Tadında bırakma olayında zirve yapmış bu diziler keşfedilmeyi bekliyor.

firefly

tek sezon yayınlanan müthiş diziler konusunda herhalde ilk akla gelecek olan bir bilimkurgu şaheseri olan firefly isimli dizidir. 2002-2003 arasında sadece tek sezon olarak gösterilmesine rağmen bugün kült statüsüne kavuşmuş olup hala daha hayranları tarafından yaşatılan dizidir. ilk başlangıçta yedi sezon olarak tasarlanmış olup, ilk bölümlerdeki düşük ratingler sonucunda fox televizyonu tarafından iptal edilmiştir. imdb puanı 9.0 olan nadir tv dizilerinden birisidir.

flashforward

"kader değiştirilebilir mi?" sorusuna yanıt arayan dizidir.

dizide, altı ay sonra ölmüş olacak kişiler, baygınlık geçirdikleri sırada geleceğe dair hiçbir şey görmemişken, diğerleri altı ay sonraki hallerini görmüşlerdir.
kendi kurgusu içinde, kaderin değiştirilebileceğine şöyle basitçe emin olabiliriz:
gelecekteki durumlarını görmüş -altı ay sonra sağ kalacak- kişilerden birkaçının kafasına sıkıverirler dizide ve böylece o kişilerin kaderlerini değiştirmiş olurlar.

forever

henry morgan karakterini izlerken nedense bir huzur kaplıyordu içimi. "görmüş geçirmiş" insan temasını çok güzel işliyorlardı, popüler vampir dizilerinde gördüğümüz 500 yaşında olan ama son 450 yıldır ergenlikten çıkamamış oyuncu müsveddelerinin sıkıcı tripleri yoktu, rafine bir duruşu vardı. gerçek bir beyefendinin nasıl olması gerektiğini güzel işlemişlerdi. abe ile arasında olan baba-oğul temasına ise hayrandım, bir babanın nasıl olması gerektiğine dair el kitabı çıkartacak kıymette mesajlar vardı. lucas karakterinin rol modeli oluşu ve aralarındaki tatlı sürtüşmeden doğan espriler, hanson'ın standart amerikan polisini oynarken aslında sıradan bir insanın henry gibi birisine denk gelirse vereceği tepkileri aktarması, hepsi güzeldi. lakin bitti ve bize bu güzel diziyi -di'li geçmiş zamanda anmak kaldı, üzücü.

freaks and geeks

şu zamana nice ödüller kazanmış birçok diziyi izlemiş biri olarak rahatlıkla söyleyebilirim ki, 5 günde bitirdiğim ve keşke hiç bitmeseydi dediğim bu dizinin bendeki yeri tüm dizilerden daha farklı olacaktır. sebebini izleyenler zaten bilir, bilmeyenler de izleyince bu yoruma hak verecektir ama tek cümleyle ifade etmek gerekirse, bizi bize anlatan en güzel dizidir bana göre freaks and geeks.
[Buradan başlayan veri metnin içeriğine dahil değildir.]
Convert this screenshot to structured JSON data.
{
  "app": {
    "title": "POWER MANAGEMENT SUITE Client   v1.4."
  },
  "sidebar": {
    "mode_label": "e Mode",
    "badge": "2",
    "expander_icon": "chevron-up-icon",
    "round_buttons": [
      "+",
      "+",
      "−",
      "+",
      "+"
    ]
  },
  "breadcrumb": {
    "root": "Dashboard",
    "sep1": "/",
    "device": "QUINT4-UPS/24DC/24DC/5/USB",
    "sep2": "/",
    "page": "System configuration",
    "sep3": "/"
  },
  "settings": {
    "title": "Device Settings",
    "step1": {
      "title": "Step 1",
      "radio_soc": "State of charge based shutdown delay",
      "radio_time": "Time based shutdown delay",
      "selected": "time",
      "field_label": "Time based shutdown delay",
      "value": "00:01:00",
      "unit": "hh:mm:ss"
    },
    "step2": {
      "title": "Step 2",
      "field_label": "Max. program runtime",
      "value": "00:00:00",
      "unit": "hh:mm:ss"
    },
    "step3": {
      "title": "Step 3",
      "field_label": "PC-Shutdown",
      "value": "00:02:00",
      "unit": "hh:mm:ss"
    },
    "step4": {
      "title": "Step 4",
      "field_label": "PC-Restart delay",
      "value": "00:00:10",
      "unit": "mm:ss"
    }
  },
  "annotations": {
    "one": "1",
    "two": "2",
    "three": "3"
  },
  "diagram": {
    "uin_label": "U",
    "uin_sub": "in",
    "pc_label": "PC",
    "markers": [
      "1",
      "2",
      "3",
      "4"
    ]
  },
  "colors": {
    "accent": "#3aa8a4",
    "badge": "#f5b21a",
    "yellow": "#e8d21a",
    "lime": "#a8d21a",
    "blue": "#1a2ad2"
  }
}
son bölümde grateful dead'in american beauty albümüyle ilgili bi yorumu vardı hippi kızın. "keşke bunu daha önce dinlememiş olsaydım da ilk dinlediğim o anı tekrar yaşayabilseydim diye. ben de şu an dizi ile aynı düşünceye sahibim.
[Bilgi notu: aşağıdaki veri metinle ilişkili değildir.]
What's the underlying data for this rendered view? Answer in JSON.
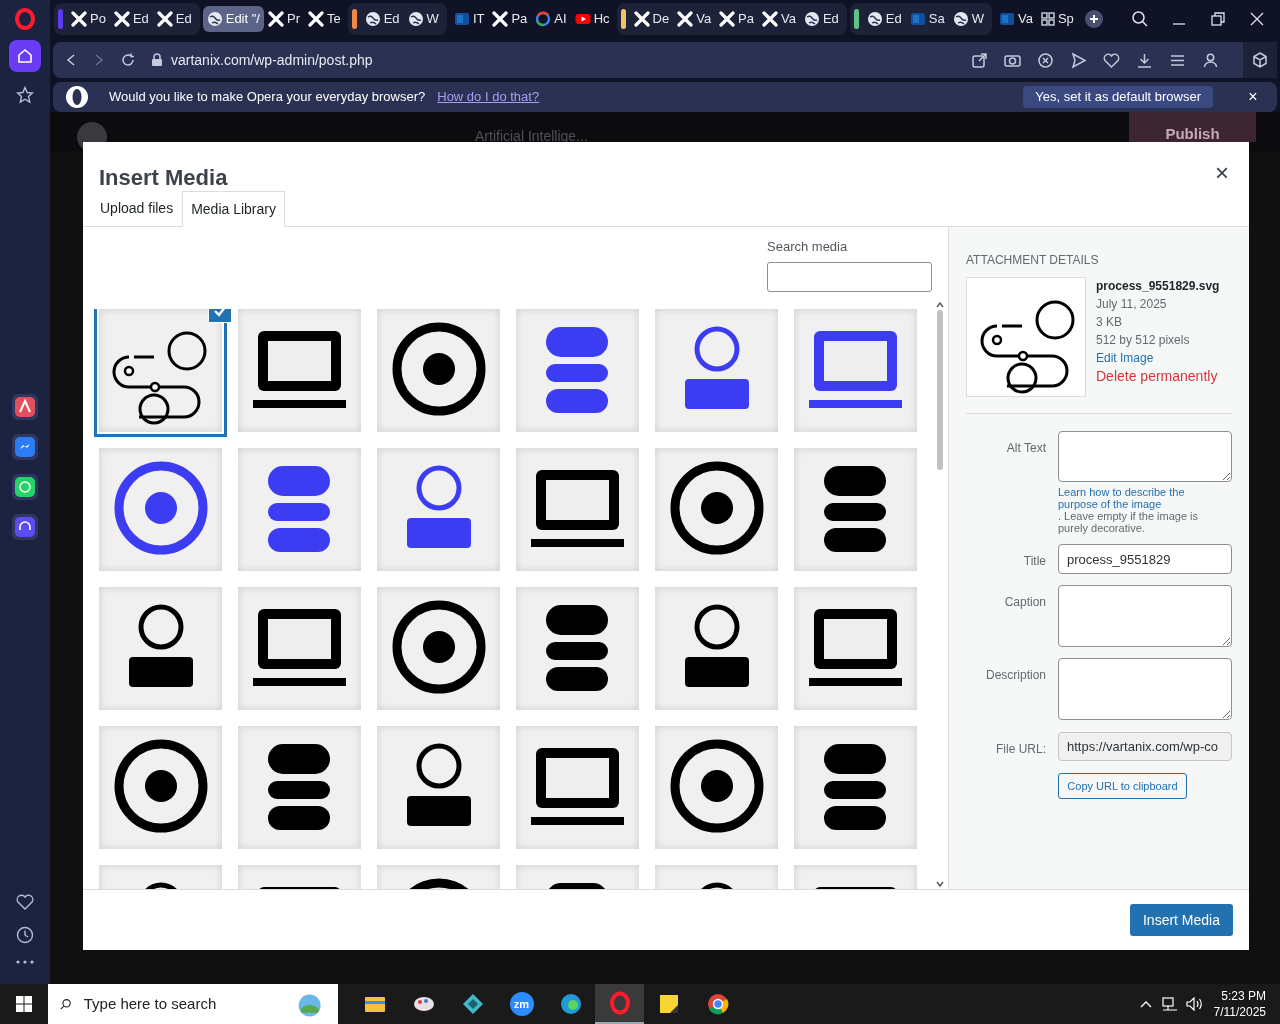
{
  "browser": {
    "tab_groups": [
      {
        "color": "#5b3cf0",
        "tabs": [
          {
            "label": "Po",
            "kind": "x",
            "selected": false
          },
          {
            "label": "Ed",
            "kind": "x",
            "selected": false
          },
          {
            "label": "Ed",
            "kind": "x",
            "selected": false
          }
        ]
      },
      {
        "tabs": [
          {
            "label": "Edit \"/",
            "kind": "globe",
            "selected": true
          },
          {
            "label": "Pr",
            "kind": "x",
            "selected": false
          },
          {
            "label": "Te",
            "kind": "x",
            "selected": false
          }
        ]
      },
      {
        "color": "#f08a4b",
        "tabs": [
          {
            "label": "Ed",
            "kind": "globe",
            "selected": false
          },
          {
            "label": "W",
            "kind": "globe",
            "selected": false
          }
        ]
      },
      {
        "tabs": [
          {
            "label": "IT",
            "kind": "outlook",
            "selected": false
          },
          {
            "label": "Pa",
            "kind": "x",
            "selected": false
          },
          {
            "label": "AI",
            "kind": "google",
            "selected": false
          },
          {
            "label": "Hc",
            "kind": "youtube",
            "selected": false
          }
        ]
      },
      {
        "color": "#f0c36b",
        "tabs": [
          {
            "label": "De",
            "kind": "x",
            "selected": false
          },
          {
            "label": "Va",
            "kind": "x",
            "selected": false
          },
          {
            "label": "Pa",
            "kind": "x",
            "selected": false
          },
          {
            "label": "Va",
            "kind": "x",
            "selected": false
          },
          {
            "label": "Ed",
            "kind": "globe",
            "selected": false
          }
        ]
      },
      {
        "color": "#5fc48a",
        "tabs": [
          {
            "label": "Ed",
            "kind": "globe",
            "selected": false
          },
          {
            "label": "Sa",
            "kind": "outlook",
            "selected": false
          },
          {
            "label": "W",
            "kind": "globe",
            "selected": false
          }
        ]
      },
      {
        "tabs": [
          {
            "label": "Va",
            "kind": "outlook",
            "selected": false
          },
          {
            "label": "Sp",
            "kind": "grid",
            "selected": false
          }
        ]
      }
    ],
    "address": "vartanix.com/wp-admin/post.php",
    "infobar": {
      "message": "Would you like to make Opera your everyday browser?",
      "link": "How do I do that?",
      "button": "Yes, set it as default browser",
      "close": "×"
    }
  },
  "editor_toolbar": {
    "document_title": "Artificial Intellige...",
    "publish": "Publish"
  },
  "modal": {
    "title": "Insert Media",
    "close": "×",
    "tabs": [
      {
        "label": "Upload files",
        "selected": false
      },
      {
        "label": "Media Library",
        "selected": true
      }
    ],
    "search_label": "Search media",
    "attachments": [
      {
        "kind": "outline",
        "selected": true
      },
      {
        "kind": "solid",
        "selected": false
      },
      {
        "kind": "solid",
        "selected": false
      },
      {
        "kind": "blue",
        "selected": false
      },
      {
        "kind": "blue",
        "selected": false
      },
      {
        "kind": "blue",
        "selected": false
      },
      {
        "kind": "blue",
        "selected": false
      },
      {
        "kind": "blue",
        "selected": false
      },
      {
        "kind": "blue",
        "selected": false
      },
      {
        "kind": "solid",
        "selected": false
      },
      {
        "kind": "solid",
        "selected": false
      },
      {
        "kind": "solid",
        "selected": false
      },
      {
        "kind": "solid",
        "selected": false
      },
      {
        "kind": "solid",
        "selected": false
      },
      {
        "kind": "solid",
        "selected": false
      },
      {
        "kind": "solid",
        "selected": false
      },
      {
        "kind": "solid",
        "selected": false
      },
      {
        "kind": "solid",
        "selected": false
      },
      {
        "kind": "solid",
        "selected": false
      },
      {
        "kind": "solid",
        "selected": false
      },
      {
        "kind": "solid",
        "selected": false
      },
      {
        "kind": "solid",
        "selected": false
      },
      {
        "kind": "solid",
        "selected": false
      },
      {
        "kind": "solid",
        "selected": false
      },
      {
        "kind": "solid",
        "selected": false
      },
      {
        "kind": "solid",
        "selected": false
      },
      {
        "kind": "solid",
        "selected": false
      },
      {
        "kind": "solid",
        "selected": false
      },
      {
        "kind": "solid",
        "selected": false
      },
      {
        "kind": "solid",
        "selected": false
      }
    ],
    "details": {
      "heading": "ATTACHMENT DETAILS",
      "filename": "process_9551829.svg",
      "date": "July 11, 2025",
      "size": "3 KB",
      "dimensions": "512 by 512 pixels",
      "edit_link": "Edit Image",
      "delete_link": "Delete permanently",
      "alt_label": "Alt Text",
      "help_link": "Learn how to describe the purpose of the image",
      "help_text": ". Leave empty if the image is purely decorative.",
      "title_label": "Title",
      "title_value": "process_9551829",
      "caption_label": "Caption",
      "description_label": "Description",
      "url_label": "File URL:",
      "url_value": "https://vartanix.com/wp-co",
      "copy_button": "Copy URL to clipboard"
    },
    "insert_button": "Insert Media"
  },
  "taskbar": {
    "search_placeholder": "Type here to search",
    "apps": [
      {
        "kind": "folder",
        "selected": false
      },
      {
        "kind": "paint",
        "selected": false
      },
      {
        "kind": "diamond",
        "selected": false
      },
      {
        "kind": "zoom",
        "label": "zm",
        "selected": false
      },
      {
        "kind": "edge",
        "selected": false
      },
      {
        "kind": "opera",
        "selected": true
      },
      {
        "kind": "notes",
        "selected": false
      },
      {
        "kind": "chrome",
        "selected": false
      }
    ],
    "time": "5:23 PM",
    "date": "7/11/2025"
  }
}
james franco, sen nasıl bi karizmasın. siktir git.

the night of

muhteşem bir final ile bitmiş dizidir. tüyler diken diken, o en son sahnenin ardından, aklıma direkt olarak salinui chueok geldi. 2003 tarihli o kore harikası film. ve de yüzümde kocaman bir gülümseme. teşekkürler hbo.

bu arada şunu yazmadan geçemeyeceğim. tv ekranları artık beyaz perdeyi, hollywood'u fersah fersah geçmiş durumda. son 3-4 seneyi düşünüyorum da, tv'de o kadar muhteşem, o kadar yaratıcı şeyler seyrettik ki; en son bir sinema salonundan darmadağın halde ne zaman çıkmıştım, düşünüyorum, ama hatırlayamıyorum.

the lost room

sonu birazcık açık bırakılmış olsa da, üç bölümde lost'un üç sezonda verdiği tada yakın bir tad bırakmış dizi. doğu kültüründen gelen nesnelerin güce sahip olması gibi engin bir konu, batı kültürünün bir parçası olan motel, anahtar gibi olgularla oldukça iyi bütünleştirilmiş. yüksek dozda kurgu ve teori potansiyeli içermesi nedeniyle bilim kurgu ve gizem meraklısı bir insanın izleyip de pişman olması pek mümkün değil... olumsuz bir yön olarak son bölümde her şeyin açıklanmamış olması (aslında çok az şeyin açıklanmış olması) gösterilebilir. bir de dünya iyisi joe miller ara sıra asap bozuyor. izleyin...

üsküdar'a giderken

son zamanlarda izlenilen en keyifli dizi. belli ki herkesin anlaması gibi bir düşünce içine girilmemiş. dolayısıyla yardıran bir reyting beklentisi de önceden hedef olarak koyulmamış olsa gerek. çok güldüm. çok gülen bir sürü insan olduğuna da eminim. bir de hiç gülmeyen ve bir bok anlamayan bir kesim var. o da dizinin kesiminden dolayı. öyle kesilmiş yani...

the sinner

haftasonu, yağmurlu bir günde, battaniyenizi üzerinize çekip, adeta hayat size güzelmişçesine koltukta yayıla yayıla, çay yorumlayıp, arada çerez tabağına elinizi daldırıp bir günde izleyip bitireceğiniz en iyi dizi budur. jessica biel gibi bir güzele bakmalara doyamazsınız ayrıca.

acayip hikayeler

galip tekin'i hayranlıkla okuyarak büyüyen bir nesil için onun hikayelerini ulusal bir kanalda izlemek şok ediciydi (iyi anlamda elbette)... hayranları sırf onun sayfaları için mizah dergilerini biriktirirdi, tekrar tekrar okumanın keyfine varmak için ama kanalın cesaretini takdir etmek lazım çünkü çok da genele hitap edebilecek bir tarzı yoktur galip tekin'in. neyse, bu dizi sırf aralardaki çizgi geçişler için bile izlenir.

big little lies

i na nil maz bir dizi. müzikler, çok iyi yazılmış kompleks karakterler, harika görüntü yönetimi, kurgu, cinayet gizemi, nicole kidman, alexander skarsgard, shailene woodley, laura dern ve reese witherspoon, reese witherspoon, reese witherspoon.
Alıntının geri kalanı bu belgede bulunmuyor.